SARS-COV-2 VARIANT OF INTEREST, MU (21H / B.1.621)

The World Health Organization (WHO) has recently (30 August 2021) classified the PANGO lineage B.1.621 (nextclade assignment: 21H) as a variant of interest (VOI) and assigned it the Greek name “Mu”. This variant was first detected in Colombia in January 2021 (Laiton-Donato, 2021, medRxiV).  It has since spread across North America, South America and Europe, with detections in Asia. The majority of the Mu sequences (5123) have been detected in North America (55%, n=2841) followed by South America (23%, n=1328), Europe (18%, n=948) and Asia (0.1%, n=6). To date (3 September 2021) there have been no cases of Mu detected on the African continent, including South Africa. Currently, it accounts for less than 1% of the globally circulating viruses with Delta accounting for 88%.

The Network for Genomic Surveillance in South Africa (NGS-SA), which includes the National Institute for Communicable Diseases (NICD), continuously and rigorously monitors SARS-CoV-2 sequences circulating in South Africa. This work is crucial in the early detection of SARS-CoV-2 variants, including Mu.

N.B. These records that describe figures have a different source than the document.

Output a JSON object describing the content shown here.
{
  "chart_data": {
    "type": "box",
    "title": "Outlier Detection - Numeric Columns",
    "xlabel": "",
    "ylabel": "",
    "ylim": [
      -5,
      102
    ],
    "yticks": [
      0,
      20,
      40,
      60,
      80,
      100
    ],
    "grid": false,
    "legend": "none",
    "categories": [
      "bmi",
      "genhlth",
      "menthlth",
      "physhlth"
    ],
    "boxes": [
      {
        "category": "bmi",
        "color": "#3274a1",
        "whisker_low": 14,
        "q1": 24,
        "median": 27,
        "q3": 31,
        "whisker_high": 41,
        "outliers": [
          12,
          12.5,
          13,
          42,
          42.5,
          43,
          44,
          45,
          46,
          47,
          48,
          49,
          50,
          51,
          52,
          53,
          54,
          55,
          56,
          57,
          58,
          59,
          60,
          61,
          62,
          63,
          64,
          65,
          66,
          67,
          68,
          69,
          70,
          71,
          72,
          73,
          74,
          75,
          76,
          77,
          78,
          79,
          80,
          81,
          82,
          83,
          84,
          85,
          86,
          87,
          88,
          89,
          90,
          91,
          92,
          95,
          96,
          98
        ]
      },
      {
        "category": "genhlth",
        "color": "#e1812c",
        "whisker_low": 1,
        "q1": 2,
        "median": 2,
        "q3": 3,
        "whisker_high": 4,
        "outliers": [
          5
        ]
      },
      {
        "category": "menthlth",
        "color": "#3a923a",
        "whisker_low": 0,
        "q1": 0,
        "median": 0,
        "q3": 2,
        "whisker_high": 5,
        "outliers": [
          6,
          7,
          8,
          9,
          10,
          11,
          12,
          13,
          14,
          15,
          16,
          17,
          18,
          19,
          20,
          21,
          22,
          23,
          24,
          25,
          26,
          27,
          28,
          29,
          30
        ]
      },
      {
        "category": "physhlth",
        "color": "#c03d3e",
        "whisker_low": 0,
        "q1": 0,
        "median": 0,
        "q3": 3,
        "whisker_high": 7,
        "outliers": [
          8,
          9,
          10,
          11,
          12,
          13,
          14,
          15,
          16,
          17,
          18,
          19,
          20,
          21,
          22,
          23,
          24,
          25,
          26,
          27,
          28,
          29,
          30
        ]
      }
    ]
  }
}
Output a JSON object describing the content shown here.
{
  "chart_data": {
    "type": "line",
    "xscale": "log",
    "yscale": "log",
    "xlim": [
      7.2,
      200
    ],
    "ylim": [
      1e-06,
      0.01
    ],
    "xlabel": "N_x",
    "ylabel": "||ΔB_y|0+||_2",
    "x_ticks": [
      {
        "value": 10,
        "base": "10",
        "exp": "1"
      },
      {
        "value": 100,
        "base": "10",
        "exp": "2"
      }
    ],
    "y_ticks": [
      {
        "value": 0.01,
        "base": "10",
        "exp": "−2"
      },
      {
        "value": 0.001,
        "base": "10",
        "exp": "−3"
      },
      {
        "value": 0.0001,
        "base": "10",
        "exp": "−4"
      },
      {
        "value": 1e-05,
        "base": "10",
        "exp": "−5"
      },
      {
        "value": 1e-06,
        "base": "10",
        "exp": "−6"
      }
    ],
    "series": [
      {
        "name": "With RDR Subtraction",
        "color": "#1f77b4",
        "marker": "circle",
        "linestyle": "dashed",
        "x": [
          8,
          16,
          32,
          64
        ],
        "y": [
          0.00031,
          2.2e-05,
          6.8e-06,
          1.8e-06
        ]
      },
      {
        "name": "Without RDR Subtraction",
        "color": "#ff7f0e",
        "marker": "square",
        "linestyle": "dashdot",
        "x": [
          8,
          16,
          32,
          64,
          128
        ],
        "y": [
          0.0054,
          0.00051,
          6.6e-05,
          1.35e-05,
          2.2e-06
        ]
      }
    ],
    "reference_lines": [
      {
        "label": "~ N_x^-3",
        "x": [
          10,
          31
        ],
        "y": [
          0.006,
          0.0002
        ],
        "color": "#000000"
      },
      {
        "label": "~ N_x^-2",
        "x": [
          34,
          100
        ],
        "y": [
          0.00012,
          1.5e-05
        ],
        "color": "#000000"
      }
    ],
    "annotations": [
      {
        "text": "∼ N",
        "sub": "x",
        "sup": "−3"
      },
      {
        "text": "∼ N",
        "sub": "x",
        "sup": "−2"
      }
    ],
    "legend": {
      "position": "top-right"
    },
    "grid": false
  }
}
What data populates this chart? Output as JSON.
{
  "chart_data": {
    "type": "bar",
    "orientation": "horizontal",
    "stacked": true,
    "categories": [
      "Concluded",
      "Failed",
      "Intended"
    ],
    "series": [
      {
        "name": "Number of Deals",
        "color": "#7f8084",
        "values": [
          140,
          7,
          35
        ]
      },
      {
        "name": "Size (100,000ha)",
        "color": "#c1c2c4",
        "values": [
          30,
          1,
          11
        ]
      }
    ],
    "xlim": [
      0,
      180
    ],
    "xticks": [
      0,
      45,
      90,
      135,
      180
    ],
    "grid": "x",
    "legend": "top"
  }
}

The Mu variant is defined by the following mutations within the spike protein: T95I, Y144S, Y145N, 146N insertion, R346K, E484K, N501Y, D614G, P681H and D950N. Many of these mutations (T95I, E484K, N501Y, D614G, P681H and D950) have been seen before in other VOIs or variants of concern (VOCs) including Beta and Delta. Some of these mutations have previously been associated with decreased antibody responses and increased transmissibility. This variant will likely, therefore, have similar properties to other variants with increased transmissibility and reduced sensitivity to antibodies in vaccines and those who have recovered from COVID-19.

Nevertheless, both vaccines that are currently being rolled out in South Africa have high levels of protection against severe disease requiring hospitalization and death even against VOI/VOCs such as Beta and Delta and therefore will likely also protect against Mu. In addition to vaccination, we know that non-pharmaceutical interventions such as the wearing of masks, sanitizing and washing your hands, keeping a safe distance and avoiding crowds are effective at preventing the spread of SARS-CoV-2 regardless of the variant.